Зарисовки с праздника занимали в тетради несколько страниц, и под последней тоже каллиграфическим почерком было написано стихотворение. И снова Блейк.
Похоже, молодому человеку было грустно наблюдать за весельем других. Весельем, в котором он никак не мог принять участие, и он утешал себя стихами любимого поэта.
«Можно в скорби проследить счастья шелковую нить…»

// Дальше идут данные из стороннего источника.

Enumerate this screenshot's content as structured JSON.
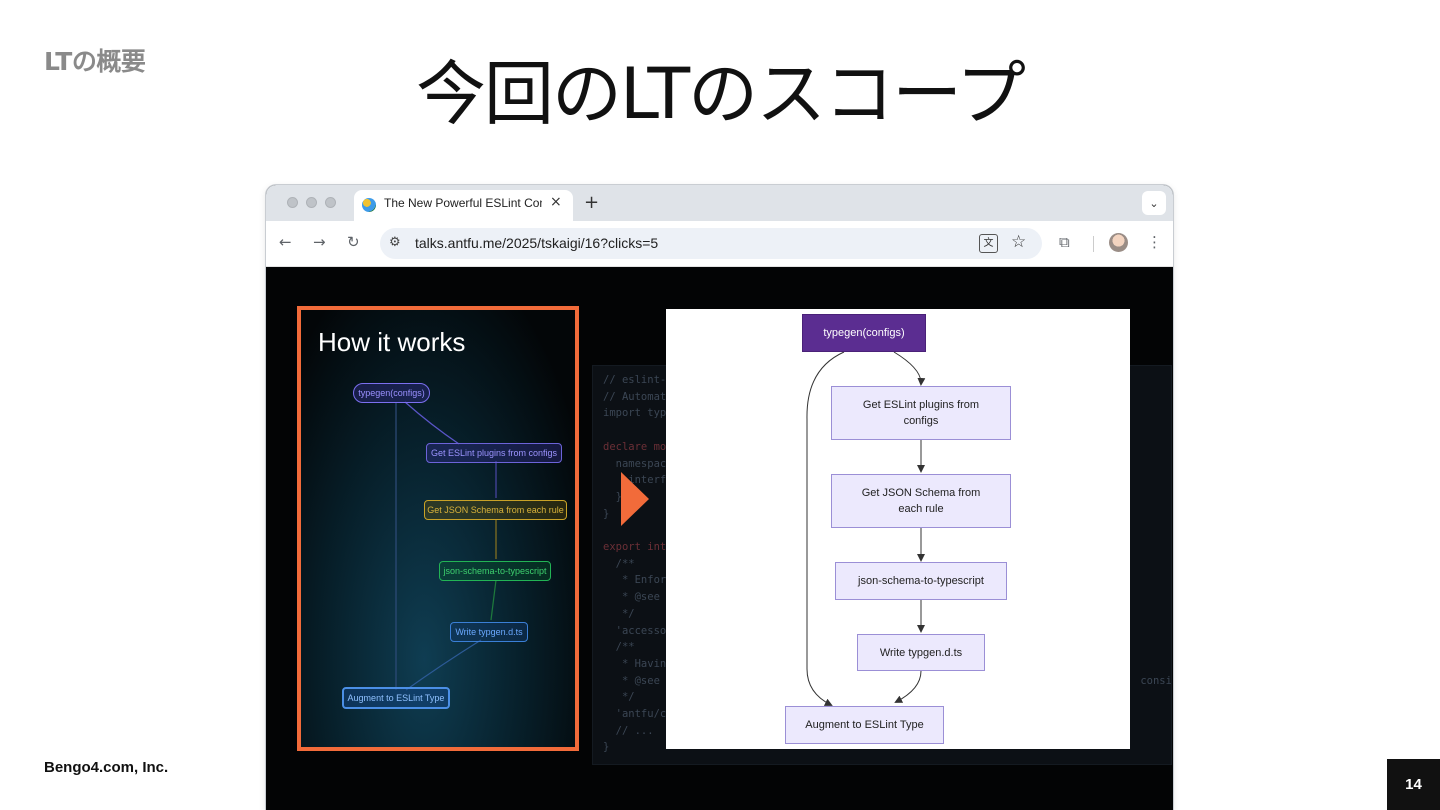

Соне снова стало стыдно, что, живя в квартире напротив больше тридцати лет, она так мало интересовалась тем, как проходят дни ее соседей. А ведь так мало стоила бы ей привычка раз в неделю забегать к Саньку и разговаривать с ним хотя бы недолго.
Она перевернула еще одну страницу и застыла, потому что там был нарисован ее портрет. Ее двойник, прорисованный до фотографической точности, с таким же непослушным завитком волос на виске, который ей приходилось то и дело заправлять за ухо, но он непокорно вылезал снова. Даже жест, которым она нетерпеливо заправляла прядь волос, казалось, был виден на этой странице. Ловкое, едва заметное движение пальцев… Голубизна глаз… Казалось, без цветных карандашей передать ее было бы невозможно, но у Санька получилось. Длинная шея в вырезе футболки – рисунок был сделан летом, когда Соня шла от машины к подъезду, и его сопровождало стихотворение, словно подтверждая, что художник был крайне высокого мнения о своей «модели».
Ну да, разумеется, Уильям Блейк.
Соня любила творчество поэта, хотя, вслед за своим научным руководителем, профессором Ровенским, специализировалась на творчестве Шекспира, и кандидатскую диссертацию защищала по нему же. Если бы у нее был выбор, то она с удовольствием изучала бы творчество именно Блейка, но подобное предложение, робко высказанное вслух сразу после поступления в аспирантуру, было отметено Ровенским с таким жаром, что настаивать Соня не посмела.
Благообразный и обычно весьма политкорректный профессор чуть ли не слюной брызгал, услышав фамилию Блейка. Соне это показалось странным, но, немного подумав, она решила, что в старом профессоре бушует ревность к его собственному научному руководителю, профессору Свешникову, который всю свою жизнь посвятил именно научным исследованиям творчества и жизни Блейка. Несмотря на то что Свешникова уже не было в живых, Ровенский, видимо, не мог простить былой славы знаменитого профессора, до уровня которого никак не мог дорасти, как ни пытался.